Amidst Climate Emergency

Life in Japan

Looking back in 2025, the year of the fire snake, we have witnessed numerous disasters driven by climate crisis. Is the worst yet to come? I wonder.

In my home country, we have this expression suntok sa buwan (It literally means “punch the moon”). In this blog entry, I would like to share how we are attempting to save Mother Earth even if it’s just a mere attempt to punch the moon…

1. Reusables

I received this reusable bottle as a parting gift (back in 2016) before going to Japan for work. Can you imagine how many PET bottles I have boycotted over the years? *wink*

2. Home Cooking

I guess I learned a lot from my grandmother (simply by watching her make food since I was a kid). Home cooked meals aren’t packaged nor wrapped in plastics. Also, ingredients are carefully curated. And grandma wouldn’t add any trans fat or additives like magic sugar in our food. *nuff said*

3. Shopping bag

I received this as a parting gift from one of the schools I have worked for here in Japan. Can you imagine how many single-use plastics I didn’t have to spend money on (and care to dispose properly) for the past 5 years?  

4. Refusing Single-Use Plastics

In my first year in Japan, I noticed that plastics have piled up under my kitchen sink. Since I moved from my first apartment, I swore I would NEVER allow myself to consume and dispose that much plastic ever again, so I would always tell the cashier not to wrap my purchases in plastic or I would just use the self-checkout counter when shopping.

5. Cleaning spray

I first saw this from a YouTube channel named “creative explained” and then forgot about it. I decided to give it a try after a few years since noticing that we have an oversupply of lemon peels out of making lemonades. Here is what I learned from cleaning sprays… We don’t need too many types of cleaning agents. I think we all need to get back to baking soda, vinegar and salts.

6. Washing plastic wrappers

Early last year, Japan changed the way they would collect burnable trash. Plastics wrappers that are sometimes greasy (vacuum-sealed sausages, bacon or even bags of potato chips) which used to get mixed up with biodegradable trash and are burned in incineration plants, now have to be washed, dried and be discarded as a separate group of soft plastics.

This new policy pushed us to level up our way of disposing garbage by simply composting fruits and vegetable peel. This way, we would throw away less garbage weekly.

As I write this, I realized that if we change to a healthier diet (ditching potato chips and processed food like bacon and sausage), then we can live a healthier life while disposing less trash. Win-win.

7. Composting

Do not throw away the gold.

Fruit and vegetable peels are nutrient-dense (actually, if they are organic, nutrition experts do recommend that we eat the peel too.) We started composting in spring of 2025.. This only motivated us to refuse even more plastics. For example, we will buy the whole fruit or vegetable (pineapples, melons, cabbages) instead of their cut versions wrapped in plastics.

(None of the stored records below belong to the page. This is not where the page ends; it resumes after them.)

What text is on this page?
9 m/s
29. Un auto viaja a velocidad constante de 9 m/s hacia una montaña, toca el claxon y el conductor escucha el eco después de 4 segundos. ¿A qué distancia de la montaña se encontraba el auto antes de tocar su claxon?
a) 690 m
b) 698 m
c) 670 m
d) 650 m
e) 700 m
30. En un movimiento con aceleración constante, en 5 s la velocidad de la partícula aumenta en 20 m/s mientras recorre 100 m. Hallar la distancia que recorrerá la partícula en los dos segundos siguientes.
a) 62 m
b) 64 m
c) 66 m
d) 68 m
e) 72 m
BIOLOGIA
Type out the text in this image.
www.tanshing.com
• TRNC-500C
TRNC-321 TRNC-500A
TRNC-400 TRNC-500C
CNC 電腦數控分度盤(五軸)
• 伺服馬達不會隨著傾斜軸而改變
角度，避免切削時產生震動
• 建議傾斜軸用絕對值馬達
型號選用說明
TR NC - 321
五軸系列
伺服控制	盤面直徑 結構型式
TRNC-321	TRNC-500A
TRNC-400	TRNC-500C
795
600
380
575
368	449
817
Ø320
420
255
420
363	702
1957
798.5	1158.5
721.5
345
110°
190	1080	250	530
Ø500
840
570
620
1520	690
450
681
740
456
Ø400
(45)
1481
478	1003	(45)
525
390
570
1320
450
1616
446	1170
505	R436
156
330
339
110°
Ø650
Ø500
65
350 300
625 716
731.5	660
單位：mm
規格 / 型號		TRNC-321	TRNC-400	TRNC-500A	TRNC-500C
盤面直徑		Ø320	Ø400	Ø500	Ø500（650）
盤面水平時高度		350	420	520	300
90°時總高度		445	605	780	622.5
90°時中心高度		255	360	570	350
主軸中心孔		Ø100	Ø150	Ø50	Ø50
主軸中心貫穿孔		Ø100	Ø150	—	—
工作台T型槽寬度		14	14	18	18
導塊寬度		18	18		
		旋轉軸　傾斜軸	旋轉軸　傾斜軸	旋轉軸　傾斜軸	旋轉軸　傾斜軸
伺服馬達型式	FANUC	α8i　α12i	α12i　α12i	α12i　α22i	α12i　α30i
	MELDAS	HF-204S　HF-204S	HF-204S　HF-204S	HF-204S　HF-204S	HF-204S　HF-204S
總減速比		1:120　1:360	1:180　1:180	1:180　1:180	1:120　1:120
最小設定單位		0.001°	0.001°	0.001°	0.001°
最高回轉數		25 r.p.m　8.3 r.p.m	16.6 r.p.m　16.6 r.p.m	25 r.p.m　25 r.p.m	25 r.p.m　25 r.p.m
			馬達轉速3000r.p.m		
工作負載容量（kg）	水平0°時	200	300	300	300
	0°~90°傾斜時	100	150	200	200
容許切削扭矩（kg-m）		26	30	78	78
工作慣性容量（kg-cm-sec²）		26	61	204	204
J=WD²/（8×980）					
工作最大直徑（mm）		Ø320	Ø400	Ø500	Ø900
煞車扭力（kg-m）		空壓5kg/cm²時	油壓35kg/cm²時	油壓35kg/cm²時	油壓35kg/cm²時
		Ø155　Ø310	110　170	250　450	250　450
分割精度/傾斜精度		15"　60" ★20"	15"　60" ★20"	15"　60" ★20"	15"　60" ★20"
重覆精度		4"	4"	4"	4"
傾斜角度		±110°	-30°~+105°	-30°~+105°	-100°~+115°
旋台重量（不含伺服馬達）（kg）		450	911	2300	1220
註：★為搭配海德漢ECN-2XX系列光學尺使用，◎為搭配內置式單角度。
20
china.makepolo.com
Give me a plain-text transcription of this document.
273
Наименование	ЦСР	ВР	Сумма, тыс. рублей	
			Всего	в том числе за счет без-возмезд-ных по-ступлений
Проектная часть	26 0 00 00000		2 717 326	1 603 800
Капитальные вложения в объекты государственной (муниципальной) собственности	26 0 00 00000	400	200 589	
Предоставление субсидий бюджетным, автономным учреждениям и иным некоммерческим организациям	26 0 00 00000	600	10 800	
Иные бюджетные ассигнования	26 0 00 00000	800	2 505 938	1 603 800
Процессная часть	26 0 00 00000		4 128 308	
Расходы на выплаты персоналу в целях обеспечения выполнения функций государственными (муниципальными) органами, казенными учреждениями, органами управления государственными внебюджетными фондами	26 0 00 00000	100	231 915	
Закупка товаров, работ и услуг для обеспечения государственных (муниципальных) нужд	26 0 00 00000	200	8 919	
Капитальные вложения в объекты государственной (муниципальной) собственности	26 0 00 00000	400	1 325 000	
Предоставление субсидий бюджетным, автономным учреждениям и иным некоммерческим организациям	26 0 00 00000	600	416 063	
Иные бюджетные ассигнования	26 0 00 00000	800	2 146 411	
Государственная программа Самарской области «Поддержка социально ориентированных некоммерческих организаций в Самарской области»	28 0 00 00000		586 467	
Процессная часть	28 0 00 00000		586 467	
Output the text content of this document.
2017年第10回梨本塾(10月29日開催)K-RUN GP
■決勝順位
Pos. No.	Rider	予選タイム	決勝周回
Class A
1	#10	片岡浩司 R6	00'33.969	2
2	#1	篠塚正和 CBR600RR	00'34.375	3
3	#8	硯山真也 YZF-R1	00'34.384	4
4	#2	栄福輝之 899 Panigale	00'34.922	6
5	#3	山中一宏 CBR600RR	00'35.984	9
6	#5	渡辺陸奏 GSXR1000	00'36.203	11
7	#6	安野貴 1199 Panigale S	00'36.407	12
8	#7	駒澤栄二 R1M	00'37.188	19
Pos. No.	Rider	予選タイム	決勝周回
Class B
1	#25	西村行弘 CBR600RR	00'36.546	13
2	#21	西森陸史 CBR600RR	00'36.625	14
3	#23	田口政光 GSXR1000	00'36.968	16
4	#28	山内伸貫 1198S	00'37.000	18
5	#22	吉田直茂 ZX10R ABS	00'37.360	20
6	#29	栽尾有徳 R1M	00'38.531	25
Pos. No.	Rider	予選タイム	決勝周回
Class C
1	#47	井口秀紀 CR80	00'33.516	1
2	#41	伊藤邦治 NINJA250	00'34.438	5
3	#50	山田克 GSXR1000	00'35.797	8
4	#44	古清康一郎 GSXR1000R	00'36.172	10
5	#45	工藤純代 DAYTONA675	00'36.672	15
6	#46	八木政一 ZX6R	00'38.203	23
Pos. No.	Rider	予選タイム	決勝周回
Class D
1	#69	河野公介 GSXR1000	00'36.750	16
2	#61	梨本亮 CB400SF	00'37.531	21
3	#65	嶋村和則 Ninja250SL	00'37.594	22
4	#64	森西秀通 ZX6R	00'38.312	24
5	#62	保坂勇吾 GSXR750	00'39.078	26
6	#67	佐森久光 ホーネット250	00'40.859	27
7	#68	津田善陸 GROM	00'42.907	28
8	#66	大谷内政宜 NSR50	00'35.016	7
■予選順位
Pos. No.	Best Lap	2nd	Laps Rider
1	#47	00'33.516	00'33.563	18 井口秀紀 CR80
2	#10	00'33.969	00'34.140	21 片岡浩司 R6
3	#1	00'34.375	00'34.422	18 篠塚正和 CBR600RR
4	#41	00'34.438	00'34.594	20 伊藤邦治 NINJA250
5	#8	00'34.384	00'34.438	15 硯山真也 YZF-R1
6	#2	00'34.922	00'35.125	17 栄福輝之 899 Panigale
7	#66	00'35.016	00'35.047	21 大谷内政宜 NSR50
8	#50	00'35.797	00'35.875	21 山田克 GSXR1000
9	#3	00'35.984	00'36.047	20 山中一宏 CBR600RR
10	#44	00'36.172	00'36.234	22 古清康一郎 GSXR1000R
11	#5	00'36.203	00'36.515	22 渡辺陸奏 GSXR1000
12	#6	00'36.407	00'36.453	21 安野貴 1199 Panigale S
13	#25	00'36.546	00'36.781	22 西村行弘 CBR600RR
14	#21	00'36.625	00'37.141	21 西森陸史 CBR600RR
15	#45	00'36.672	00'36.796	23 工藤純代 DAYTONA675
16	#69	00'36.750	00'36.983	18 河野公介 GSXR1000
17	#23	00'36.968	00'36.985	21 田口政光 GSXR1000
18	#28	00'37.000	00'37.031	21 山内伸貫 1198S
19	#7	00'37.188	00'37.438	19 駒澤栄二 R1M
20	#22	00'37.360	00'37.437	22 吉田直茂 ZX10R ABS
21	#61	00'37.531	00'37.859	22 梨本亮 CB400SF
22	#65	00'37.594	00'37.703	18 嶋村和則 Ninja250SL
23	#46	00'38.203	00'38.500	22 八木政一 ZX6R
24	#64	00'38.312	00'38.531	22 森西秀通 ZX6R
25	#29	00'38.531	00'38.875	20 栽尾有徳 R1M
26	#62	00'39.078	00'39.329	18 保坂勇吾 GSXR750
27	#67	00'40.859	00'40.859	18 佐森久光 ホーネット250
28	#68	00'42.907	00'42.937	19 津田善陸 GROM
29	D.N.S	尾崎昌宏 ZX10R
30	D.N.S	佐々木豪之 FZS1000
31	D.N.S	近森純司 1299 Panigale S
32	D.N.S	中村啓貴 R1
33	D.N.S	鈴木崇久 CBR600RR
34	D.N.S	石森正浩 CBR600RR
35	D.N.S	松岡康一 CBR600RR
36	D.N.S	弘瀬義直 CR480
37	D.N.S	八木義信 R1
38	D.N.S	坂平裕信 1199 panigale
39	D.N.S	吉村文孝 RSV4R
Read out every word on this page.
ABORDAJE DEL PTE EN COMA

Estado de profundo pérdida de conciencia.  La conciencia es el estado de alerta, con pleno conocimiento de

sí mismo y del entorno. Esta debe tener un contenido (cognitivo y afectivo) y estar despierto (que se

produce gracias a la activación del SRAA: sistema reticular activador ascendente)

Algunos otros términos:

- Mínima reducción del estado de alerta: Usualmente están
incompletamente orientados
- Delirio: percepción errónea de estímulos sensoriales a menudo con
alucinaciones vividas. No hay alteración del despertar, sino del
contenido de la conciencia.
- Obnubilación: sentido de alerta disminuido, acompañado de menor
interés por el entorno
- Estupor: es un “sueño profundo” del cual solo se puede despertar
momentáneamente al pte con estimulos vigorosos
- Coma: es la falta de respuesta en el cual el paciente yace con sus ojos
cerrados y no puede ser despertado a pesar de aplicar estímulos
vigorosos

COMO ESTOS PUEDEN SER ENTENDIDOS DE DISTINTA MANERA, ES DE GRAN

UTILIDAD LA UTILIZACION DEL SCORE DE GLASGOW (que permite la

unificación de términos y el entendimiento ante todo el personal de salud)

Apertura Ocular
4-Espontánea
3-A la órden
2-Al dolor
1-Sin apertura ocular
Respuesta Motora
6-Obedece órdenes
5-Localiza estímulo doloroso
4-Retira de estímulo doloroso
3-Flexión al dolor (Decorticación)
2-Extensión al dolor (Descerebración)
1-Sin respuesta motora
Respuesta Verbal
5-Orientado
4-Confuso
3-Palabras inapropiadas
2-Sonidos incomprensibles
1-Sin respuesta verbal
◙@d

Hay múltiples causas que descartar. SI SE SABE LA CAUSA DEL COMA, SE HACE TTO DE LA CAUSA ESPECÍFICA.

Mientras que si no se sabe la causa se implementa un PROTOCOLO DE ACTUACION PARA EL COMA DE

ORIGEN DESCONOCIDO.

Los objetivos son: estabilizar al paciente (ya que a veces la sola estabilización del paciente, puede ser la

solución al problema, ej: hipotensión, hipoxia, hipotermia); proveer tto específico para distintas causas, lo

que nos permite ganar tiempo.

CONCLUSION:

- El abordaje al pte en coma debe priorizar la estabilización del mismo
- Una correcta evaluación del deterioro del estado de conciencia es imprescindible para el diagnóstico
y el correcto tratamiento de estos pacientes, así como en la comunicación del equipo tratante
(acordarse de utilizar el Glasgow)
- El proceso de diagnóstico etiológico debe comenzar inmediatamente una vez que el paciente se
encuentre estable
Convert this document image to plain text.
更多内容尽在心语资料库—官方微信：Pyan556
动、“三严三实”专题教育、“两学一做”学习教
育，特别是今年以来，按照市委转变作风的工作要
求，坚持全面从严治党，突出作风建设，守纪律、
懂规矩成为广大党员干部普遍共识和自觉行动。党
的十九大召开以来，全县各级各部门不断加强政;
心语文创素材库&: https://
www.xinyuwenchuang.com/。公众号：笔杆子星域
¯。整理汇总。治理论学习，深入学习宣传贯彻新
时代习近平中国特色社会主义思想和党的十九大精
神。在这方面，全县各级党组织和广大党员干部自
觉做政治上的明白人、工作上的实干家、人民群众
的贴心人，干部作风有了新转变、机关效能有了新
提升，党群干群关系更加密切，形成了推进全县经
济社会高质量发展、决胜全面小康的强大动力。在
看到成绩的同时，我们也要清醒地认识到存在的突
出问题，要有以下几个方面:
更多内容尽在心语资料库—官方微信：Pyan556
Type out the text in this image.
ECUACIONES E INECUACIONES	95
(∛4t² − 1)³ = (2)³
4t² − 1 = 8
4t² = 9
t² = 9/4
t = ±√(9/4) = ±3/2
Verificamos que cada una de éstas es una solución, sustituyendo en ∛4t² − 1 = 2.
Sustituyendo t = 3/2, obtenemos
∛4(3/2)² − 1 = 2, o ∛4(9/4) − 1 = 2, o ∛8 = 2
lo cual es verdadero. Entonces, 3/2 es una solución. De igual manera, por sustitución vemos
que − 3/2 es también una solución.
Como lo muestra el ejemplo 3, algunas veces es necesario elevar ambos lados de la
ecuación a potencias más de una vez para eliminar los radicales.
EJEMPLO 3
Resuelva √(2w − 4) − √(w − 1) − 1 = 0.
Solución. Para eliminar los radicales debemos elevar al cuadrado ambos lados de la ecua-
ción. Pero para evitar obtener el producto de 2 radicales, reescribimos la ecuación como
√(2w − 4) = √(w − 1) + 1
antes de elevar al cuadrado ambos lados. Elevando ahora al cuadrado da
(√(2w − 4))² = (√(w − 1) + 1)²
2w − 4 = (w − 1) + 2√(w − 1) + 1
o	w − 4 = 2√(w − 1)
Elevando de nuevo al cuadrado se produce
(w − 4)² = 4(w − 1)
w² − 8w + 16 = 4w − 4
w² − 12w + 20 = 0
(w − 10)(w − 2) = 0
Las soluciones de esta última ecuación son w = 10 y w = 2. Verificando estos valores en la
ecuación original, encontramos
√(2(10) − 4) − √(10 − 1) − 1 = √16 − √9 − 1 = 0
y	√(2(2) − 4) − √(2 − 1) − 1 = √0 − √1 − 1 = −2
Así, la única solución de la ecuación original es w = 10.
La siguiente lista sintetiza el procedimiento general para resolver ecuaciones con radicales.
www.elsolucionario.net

This winter season, the biodegradable garbage turned into some mineral-rich black soil for our garden. (My husband worked so hard for this black soil.)

9. Coffee Bean Jar and Brewing our Own Cups of Coffee

I started collecting jars from Tuscany where my favorite brand of tomato sauce is sourced for the past six years. (I don’t know what happened but they suddenly disappeared from the grocery shelves recently. But I’m happy to have collected their jars over the years.)

I use them for aesthetically storing kitchen staples like pasta, sugar, salt, tea and coffee… Recently, I was able to convince a nearby coffee roaster to place their freshly roasted beans straight to my favorite jar last March 2025. I guess the owner was happy, he could somehow save expenses on plastic packaging? (We honestly don’t need the plastic packaging since the beans would only go straight to my Tuscany jars anyway.)

Japan annually spends a whopping 375 Billion (according to TEDxAPU speaker Akira Sakano) on garbage management…

If only people care the way we attempt to care, then perhaps problems with collecting and utilizing national revenue may be directed to more important things like healthcare, humanitarian aide or transitioning to a sustainable economy.. perhaps the xenophobes won’t need to push people away and/or blame outsiders for their own shortcomings.